Heinold is going for at least 2,000 signatures from UH students, alumni and faculty members. As of Saturday, the petition has been signed by nearly 1,600 people.
“This is our campus and we have a say in what is placed here. Please help to remove Chick-fil-a from our campus. To further more boycott Chick-fil-a stop buying their products on campus. If the University won’t voluntarily remove them, we can by depleting their sales and forcing them off the Campus,” the petition says.
John Courter, an openly gay hotel and restaurant management junior, agrees with Heinold’s petition.
“I have boycotted Chick-fil-A way before this event happened. Why give money to a company where all of it members are against gay rights?” Courter said. “To all the homophobes out there, gay people are everywhere, and many people need to get that.”
However, the UH community remains split on the issue.

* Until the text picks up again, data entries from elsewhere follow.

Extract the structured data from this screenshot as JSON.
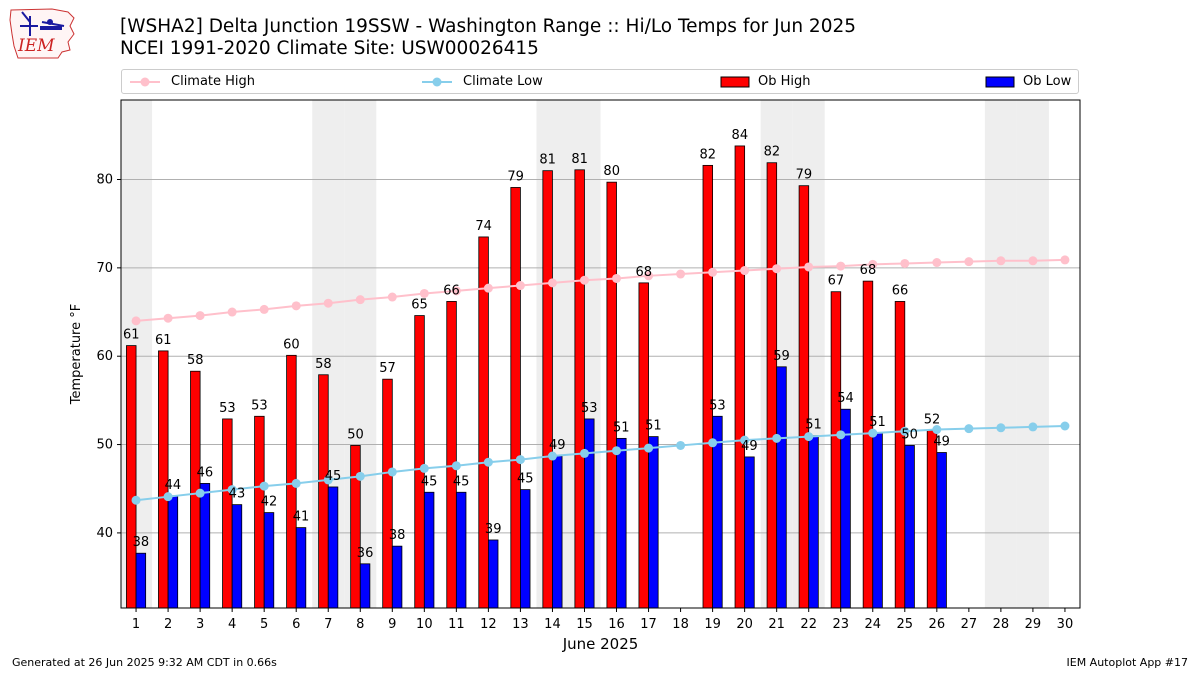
{
  "header": {
    "logo_text": "IEM",
    "title_line1": "[WSHA2] Delta Junction 19SSW - Washington Range :: Hi/Lo Temps for Jun 2025",
    "title_line2": "NCEI 1991-2020 Climate Site: USW00026415"
  },
  "footer": {
    "generated": "Generated at 26 Jun 2025 9:32 AM CDT in 0.66s",
    "app": "IEM Autoplot App #17"
  },
  "colors": {
    "climate_high": "#ffc0cb",
    "climate_low": "#87ceeb",
    "ob_high": "#ff0000",
    "ob_low": "#0000ff",
    "weekend_shade": "#eeeeee",
    "grid": "#b0b0b0"
  },
  "chart_data": {
    "type": "bar",
    "title": "[WSHA2] Delta Junction 19SSW - Washington Range :: Hi/Lo Temps for Jun 2025",
    "subtitle": "NCEI 1991-2020 Climate Site: USW00026415",
    "xlabel": "June 2025",
    "ylabel": "Temperature °F",
    "ylim": [
      31.5,
      89
    ],
    "yticks": [
      40,
      50,
      60,
      70,
      80
    ],
    "grid": true,
    "legend_placement": "top",
    "x": [
      1,
      2,
      3,
      4,
      5,
      6,
      7,
      8,
      9,
      10,
      11,
      12,
      13,
      14,
      15,
      16,
      17,
      18,
      19,
      20,
      21,
      22,
      23,
      24,
      25,
      26,
      27,
      28,
      29,
      30
    ],
    "shaded_weekend_days": [
      1,
      7,
      8,
      14,
      15,
      21,
      22,
      28,
      29
    ],
    "series": [
      {
        "name": "Climate High",
        "kind": "line",
        "values": [
          64.0,
          64.3,
          64.6,
          65.0,
          65.3,
          65.7,
          66.0,
          66.4,
          66.7,
          67.1,
          67.4,
          67.7,
          68.0,
          68.3,
          68.6,
          68.8,
          69.1,
          69.3,
          69.5,
          69.7,
          69.9,
          70.1,
          70.2,
          70.4,
          70.5,
          70.6,
          70.7,
          70.8,
          70.8,
          70.9
        ]
      },
      {
        "name": "Climate Low",
        "kind": "line",
        "values": [
          43.7,
          44.1,
          44.5,
          44.9,
          45.3,
          45.6,
          46.0,
          46.4,
          46.9,
          47.3,
          47.6,
          48.0,
          48.3,
          48.7,
          49.0,
          49.3,
          49.6,
          49.9,
          50.2,
          50.5,
          50.7,
          50.9,
          51.1,
          51.3,
          51.5,
          51.7,
          51.8,
          51.9,
          52.0,
          52.1
        ]
      },
      {
        "name": "Ob High",
        "kind": "bar",
        "values": [
          61,
          61,
          58,
          53,
          53,
          60,
          58,
          50,
          57,
          65,
          66,
          74,
          79,
          81,
          81,
          80,
          68,
          null,
          82,
          84,
          82,
          79,
          67,
          68,
          66,
          52,
          null,
          null,
          null,
          null
        ]
      },
      {
        "name": "Ob Low",
        "kind": "bar",
        "values": [
          38,
          44,
          46,
          43,
          42,
          41,
          45,
          36,
          38,
          45,
          45,
          39,
          45,
          49,
          53,
          51,
          51,
          null,
          53,
          49,
          59,
          51,
          54,
          51,
          50,
          49,
          null,
          null,
          null,
          null
        ]
      }
    ],
    "bar_tops": {
      "Ob High": [
        61.2,
        60.6,
        58.3,
        52.9,
        53.2,
        60.1,
        57.9,
        49.9,
        57.4,
        64.6,
        66.2,
        73.5,
        79.1,
        81.0,
        81.1,
        79.7,
        68.3,
        null,
        81.6,
        83.8,
        81.9,
        79.3,
        67.3,
        68.5,
        66.2,
        51.6,
        null,
        null,
        null,
        null
      ],
      "Ob Low": [
        37.7,
        44.2,
        45.6,
        43.2,
        42.3,
        40.6,
        45.2,
        36.5,
        38.5,
        44.6,
        44.6,
        39.2,
        44.9,
        48.7,
        52.9,
        50.7,
        50.9,
        null,
        53.2,
        48.6,
        58.8,
        51.0,
        54.0,
        51.3,
        49.9,
        49.1,
        null,
        null,
        null,
        null
      ]
    }
  }
}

Contrary to Courter, Collin Hannah, a civil engineering sophomore, feels that Chick-fil-A has a right to be on campus.
“I am personally a huge advocate for marriage equality and LGBTQ rights. However, I believe that freedom of speech needs to be extended to even the most radical hate groups,” Hannah said. “The beauty of freedom of speech means that you can criticize that opinion as much as you want to. You can not associate yourself with that person. We don’t have the right to say that Chick-fil-A cannot exist on campus, only consumers do. If you don’t like what Chick-fil-A is saying, then you don’t have to eat there, but you don’t have the right to take that away from everyone else.”
Economics senior Diego Cervantes said Chick-Fil-A is protected under speech, but so are those who disagree with Chick-Fil-A’s views.
“The (COO) is free to express himself in accordance with the First Amendment,” Cervantes said. “Their opinion may be unpopular, but they’re within their rights to express their views as they see fit, whether through words or funding political causes and campaigns. Hypothetically speaking, I may choose not to eat there because of their views … Just as they as a company has a right to free speech, I have the same rights as a consumer and support businesses that share my beliefs.”
While many will chose not to eat at the restaurant, petroleum engineering sophomore Analicia Caylor says she thinks Chick-fil-A has and will remain relatively untouched.
“Lots of people enjoyed Chick-Fil-A before the controversy, and lots of people will continue to enjoy Chick-fil-A after the controversy,” Caylor said. “Besides, if you went to Chick-fil-A on any given day last semester at the Satellite, the line was always long.”